Giorgio de Chirico was born in Greece in 1888, to Italian parents. Although he was the son of a railroad worker, Chirico quickly developed an interest in art. He studied in Athens, Munich and Italy, and settled in Paris in 1912, where he stayed until the outbreak of the First World War.
Until his return to Paris in 1925, where he would live until 1940, Chirico lived in Germany, and was influenced by the surrealism of Alfred Bocklin and the philosophy of Friedrich Nietzsche. Thus, in 1917, along with Carlo Carra, he founded the “Scuola Metafisica,” a loosely formed group dedicated to the exploration of the mystery and fantasy underlying the surface reality.
A well-regarded pre-Symbolist, Chirico was one of the first artists to evoke a sense of mystery and poetry through the juxtaposition of seemingly unlikely objects.

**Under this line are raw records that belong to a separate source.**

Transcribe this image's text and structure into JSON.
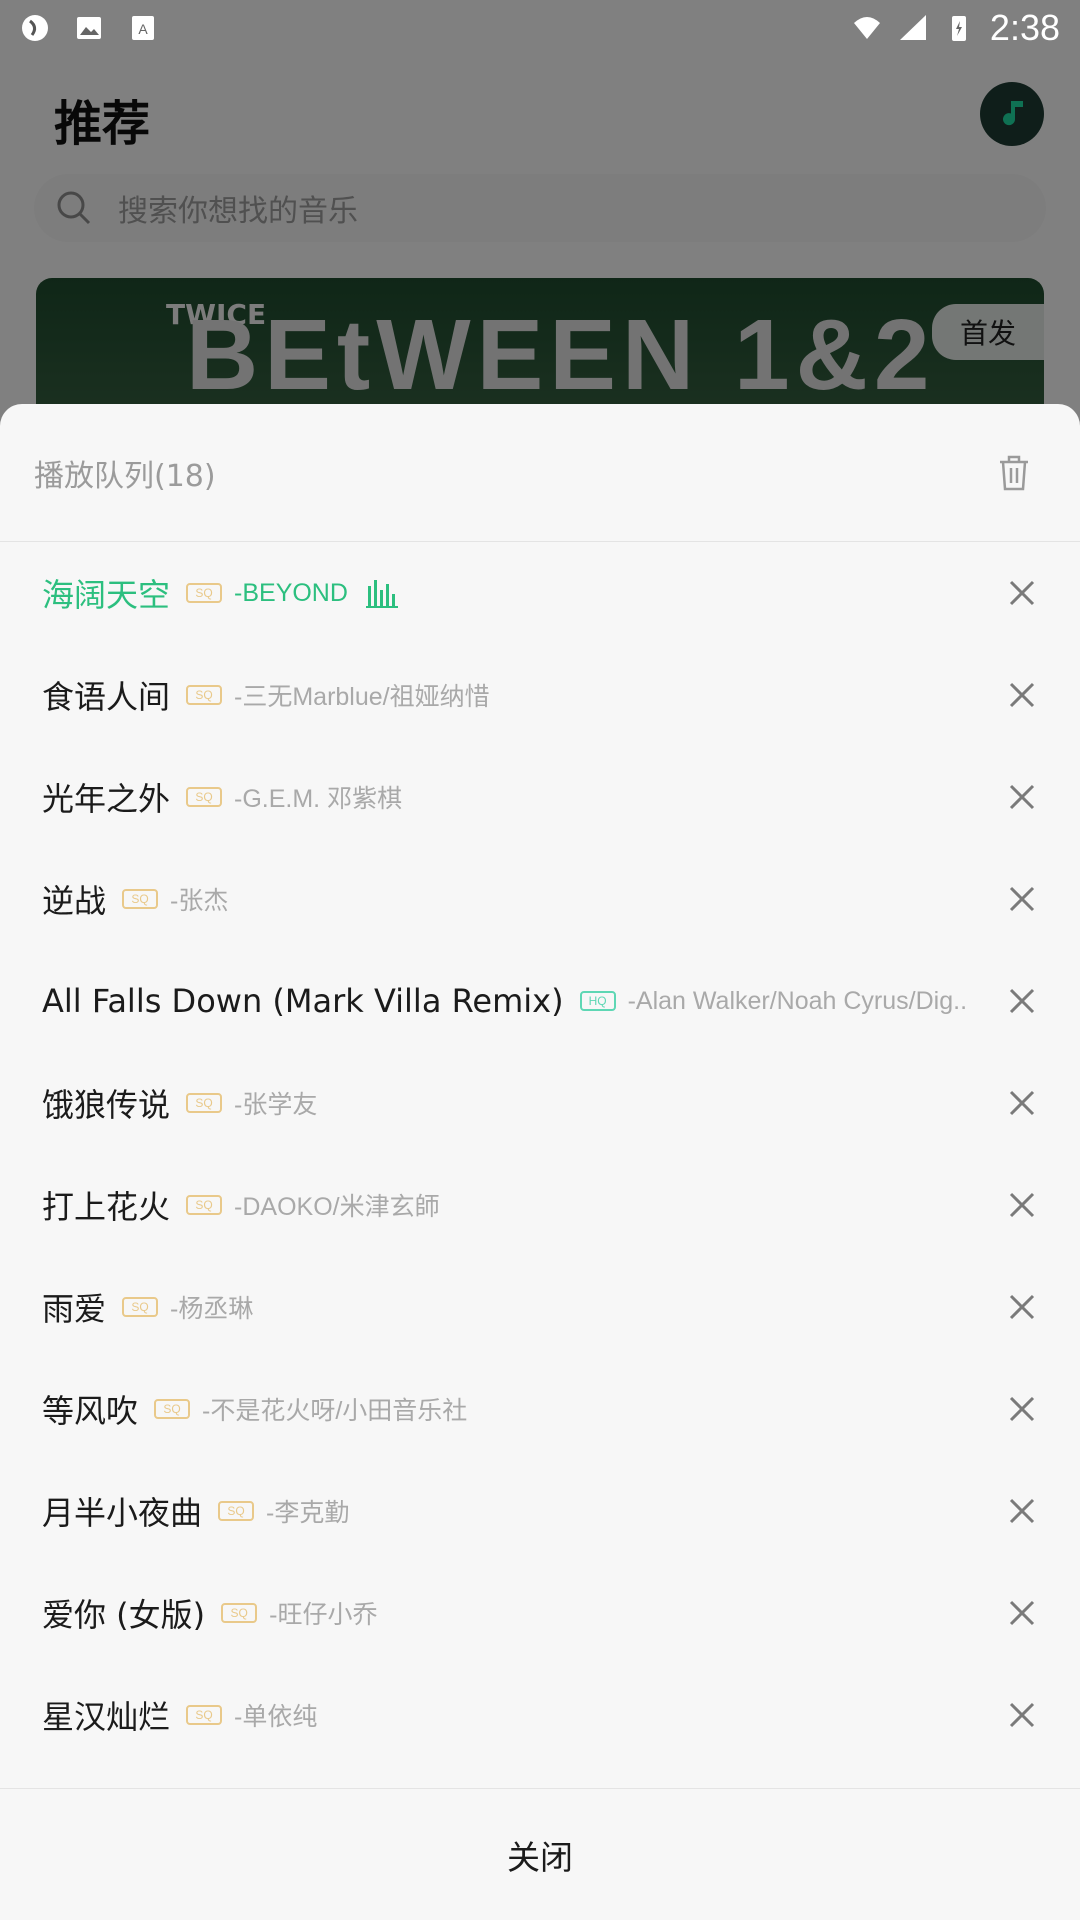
{
  "status_bar": {
    "time": "2:38"
  },
  "background": {
    "title": "推荐",
    "search_placeholder": "搜索你想找的音乐",
    "banner_badge": "首发",
    "banner_text": "BEtWEEN 1&2",
    "banner_logo": "TWICE"
  },
  "queue": {
    "title": "播放队列(18)",
    "items": [
      {
        "name": "海阔天空",
        "quality": "SQ",
        "artist": "-BEYOND",
        "playing": true
      },
      {
        "name": "食语人间",
        "quality": "SQ",
        "artist": "-三无Marblue/祖娅纳惜"
      },
      {
        "name": "光年之外",
        "quality": "SQ",
        "artist": "-G.E.M. 邓紫棋"
      },
      {
        "name": "逆战",
        "quality": "SQ",
        "artist": "-张杰"
      },
      {
        "name": "All Falls Down (Mark Villa Remix)",
        "quality": "HQ",
        "artist": "-Alan Walker/Noah Cyrus/Dig.."
      },
      {
        "name": "饿狼传说",
        "quality": "SQ",
        "artist": "-张学友"
      },
      {
        "name": "打上花火",
        "quality": "SQ",
        "artist": "-DAOKO/米津玄師"
      },
      {
        "name": "雨爱",
        "quality": "SQ",
        "artist": "-杨丞琳"
      },
      {
        "name": "等风吹",
        "quality": "SQ",
        "artist": "-不是花火呀/小田音乐社"
      },
      {
        "name": "月半小夜曲",
        "quality": "SQ",
        "artist": "-李克勤"
      },
      {
        "name": "爱你 (女版)",
        "quality": "SQ",
        "artist": "-旺仔小乔"
      },
      {
        "name": "星汉灿烂",
        "quality": "SQ",
        "artist": "-单依纯"
      }
    ],
    "close_label": "关闭"
  },
  "colors": {
    "accent": "#2cbf7f",
    "sq_badge": "#e9c98a",
    "hq_badge": "#5ed7b4"
  }
}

He applied highly individualized, even autobiographical motifs to his art works. His enigmatic groupings somehow suggest subtle and elusive meanings that could be derived if only one had the keys to unlock them. He died in 1978.
In the paintings of his metaphysical period, De Chirico developed a repertoire of motifs—empty arcades, towers, elongated shadows, mannequins, and trains among others—that he arranged to create “images of forlornness and emptiness” that paradoxically also convey a feeling of “power and freedom”. According to Sanford Schwartz, De Chirico—whose father was a railroad engineer—painted images that suggest “the way you take in buildings and vistas from the perspective of a train window. His towers, walls, and plazas seem to flash by, and you are made to feel the power that comes from seeing things that way: you feel you know them more intimately than the people do who live with them day by day.